When I give speeches up and down the country, two topics vie for the loudest cheers from a wide variety of audiences - one is the Green Party's call to return railways to public ownership, the second is when I say "we believe in a publicly owned and publicly run NHS".
Yet somehow, I find when talking to journalists, both of these ideas - indeed our strong support for public ownership of essential public services - is regarded as a "radical" idea.
It's an indictment of the state of our national politics - the distance that the ideas of our political class in the form of three largest parties has moved from the general public - that it's hard to find an organised voice outside that of the Green Party and the unions speaking up for it.
Yet the public - and the Green Party - understand that privatisation and outsourcing have been disastrous, built on putting public funds straight into private profits, cutting the pay and condition of workers and the quality of services. And all too often, as we've been finding with the water companies - the piling of debts on to essential public services, while capital is extracted to further boost private profits and financial risks multiplied.
We've seen a long trail of disasters and all too often tragic disasters. You just have to recite the acronyms - A4E, G4S, Atos.
It's unsurprising then that a new organisation, We Own It, launching today, has found that the public rejects default privatisation by 10:1, and that 80% think that private bids.
It has launched with a draft bill, the Public Service Users Bill, which would require public ownership to be considered before privatising or outsourcing services, as well as in the bidding process. We Own It's new report 'Better in Public Hands' says public ownership is making a comeback, not that public affection and sense of its value ever went away.
The models need to be carefully considered - renationalisation or maintaining national ownership makes sense in some cases (notably and topically Royal Mail), but often what we need to be looking towards is a more decentralised, flexible model that obeys the principle of subsidiarity, decisions being made as close as possible to the places where they'll have an impact.
This is something that's particularly pressing and important in electricity generation - we need to encourage the model of local mutual ownership of wind farms, of solar panels, or run-of-river generating schemes and, in future, tidal generation.

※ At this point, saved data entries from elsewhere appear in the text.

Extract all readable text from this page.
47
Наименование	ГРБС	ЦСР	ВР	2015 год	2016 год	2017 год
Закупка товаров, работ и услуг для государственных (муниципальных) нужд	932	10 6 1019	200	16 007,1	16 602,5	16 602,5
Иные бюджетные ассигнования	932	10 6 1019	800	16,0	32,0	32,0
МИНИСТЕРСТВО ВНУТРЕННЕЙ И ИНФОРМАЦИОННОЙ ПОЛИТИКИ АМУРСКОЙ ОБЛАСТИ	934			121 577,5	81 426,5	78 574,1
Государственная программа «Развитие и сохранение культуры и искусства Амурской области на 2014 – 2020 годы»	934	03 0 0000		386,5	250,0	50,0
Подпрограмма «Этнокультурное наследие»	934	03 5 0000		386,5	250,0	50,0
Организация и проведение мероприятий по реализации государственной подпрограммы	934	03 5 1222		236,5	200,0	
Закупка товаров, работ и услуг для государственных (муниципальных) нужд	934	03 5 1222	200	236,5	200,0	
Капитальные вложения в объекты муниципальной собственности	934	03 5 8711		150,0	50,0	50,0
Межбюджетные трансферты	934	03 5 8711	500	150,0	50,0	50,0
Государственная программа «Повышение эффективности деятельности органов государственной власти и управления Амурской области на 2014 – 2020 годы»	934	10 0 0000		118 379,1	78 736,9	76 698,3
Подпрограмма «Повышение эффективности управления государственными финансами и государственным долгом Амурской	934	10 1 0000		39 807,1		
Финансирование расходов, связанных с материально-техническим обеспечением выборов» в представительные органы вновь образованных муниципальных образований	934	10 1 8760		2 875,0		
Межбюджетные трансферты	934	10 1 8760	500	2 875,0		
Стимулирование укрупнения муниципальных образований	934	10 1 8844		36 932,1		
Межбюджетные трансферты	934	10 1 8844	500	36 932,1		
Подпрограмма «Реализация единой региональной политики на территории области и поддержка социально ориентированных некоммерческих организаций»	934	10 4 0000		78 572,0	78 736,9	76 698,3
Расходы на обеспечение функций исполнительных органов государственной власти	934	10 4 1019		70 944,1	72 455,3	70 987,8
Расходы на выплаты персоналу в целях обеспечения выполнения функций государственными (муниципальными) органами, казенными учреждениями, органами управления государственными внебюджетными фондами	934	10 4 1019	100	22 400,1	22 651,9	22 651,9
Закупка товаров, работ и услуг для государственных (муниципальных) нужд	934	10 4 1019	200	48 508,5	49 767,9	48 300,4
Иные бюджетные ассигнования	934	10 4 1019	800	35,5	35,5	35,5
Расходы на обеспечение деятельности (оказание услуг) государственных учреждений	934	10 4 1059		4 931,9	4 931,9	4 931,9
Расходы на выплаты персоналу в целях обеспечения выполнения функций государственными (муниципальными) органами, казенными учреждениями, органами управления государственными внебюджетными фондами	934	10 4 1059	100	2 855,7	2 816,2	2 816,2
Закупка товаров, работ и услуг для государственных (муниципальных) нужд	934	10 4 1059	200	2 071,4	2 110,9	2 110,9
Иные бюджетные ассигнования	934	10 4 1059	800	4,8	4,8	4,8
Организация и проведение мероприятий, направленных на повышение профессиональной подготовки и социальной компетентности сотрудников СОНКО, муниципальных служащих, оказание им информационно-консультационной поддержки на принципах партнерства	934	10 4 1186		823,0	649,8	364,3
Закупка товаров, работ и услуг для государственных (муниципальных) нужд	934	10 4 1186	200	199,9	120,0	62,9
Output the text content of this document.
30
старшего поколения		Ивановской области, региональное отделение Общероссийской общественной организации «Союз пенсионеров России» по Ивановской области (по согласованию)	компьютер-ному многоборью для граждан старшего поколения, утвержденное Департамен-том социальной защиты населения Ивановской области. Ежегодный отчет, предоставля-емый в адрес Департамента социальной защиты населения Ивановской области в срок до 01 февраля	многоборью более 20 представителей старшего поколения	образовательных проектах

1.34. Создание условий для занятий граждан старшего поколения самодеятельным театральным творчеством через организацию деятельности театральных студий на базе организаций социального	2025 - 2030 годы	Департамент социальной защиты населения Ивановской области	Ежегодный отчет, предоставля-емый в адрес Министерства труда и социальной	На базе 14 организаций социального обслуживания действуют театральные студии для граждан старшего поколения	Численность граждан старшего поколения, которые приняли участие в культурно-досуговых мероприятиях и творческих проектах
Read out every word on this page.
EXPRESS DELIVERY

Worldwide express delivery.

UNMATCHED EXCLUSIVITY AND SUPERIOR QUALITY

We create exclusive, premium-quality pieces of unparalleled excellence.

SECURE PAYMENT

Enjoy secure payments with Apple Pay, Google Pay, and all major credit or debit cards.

If a multinational company sweeping into town and plans to build a windfarm on the hill, transforming the landscape, but the profits make no local impact, sweeping instead off to London - and all too often then straight into the nearest convenient tax haven - it's unsurprising if this seems an imposition, an insult to be resisted. If the wind farm is owned by, planned by the community, the benefits flowing down into town in the term of dividends on community bonds, funding for the local school and a new roof for the village hall, however, it will be seen, experienced very differently.
But we need to start thinking too about ways, in a time of increasing water stress, we can get back control over our water supplies, our electricity and gas grids, and more.
That's a big challenge for We Own It - and a good place to start is keeping what we still have. The NHS is a critical, popular issue that I'm sure the new organisation will be working on.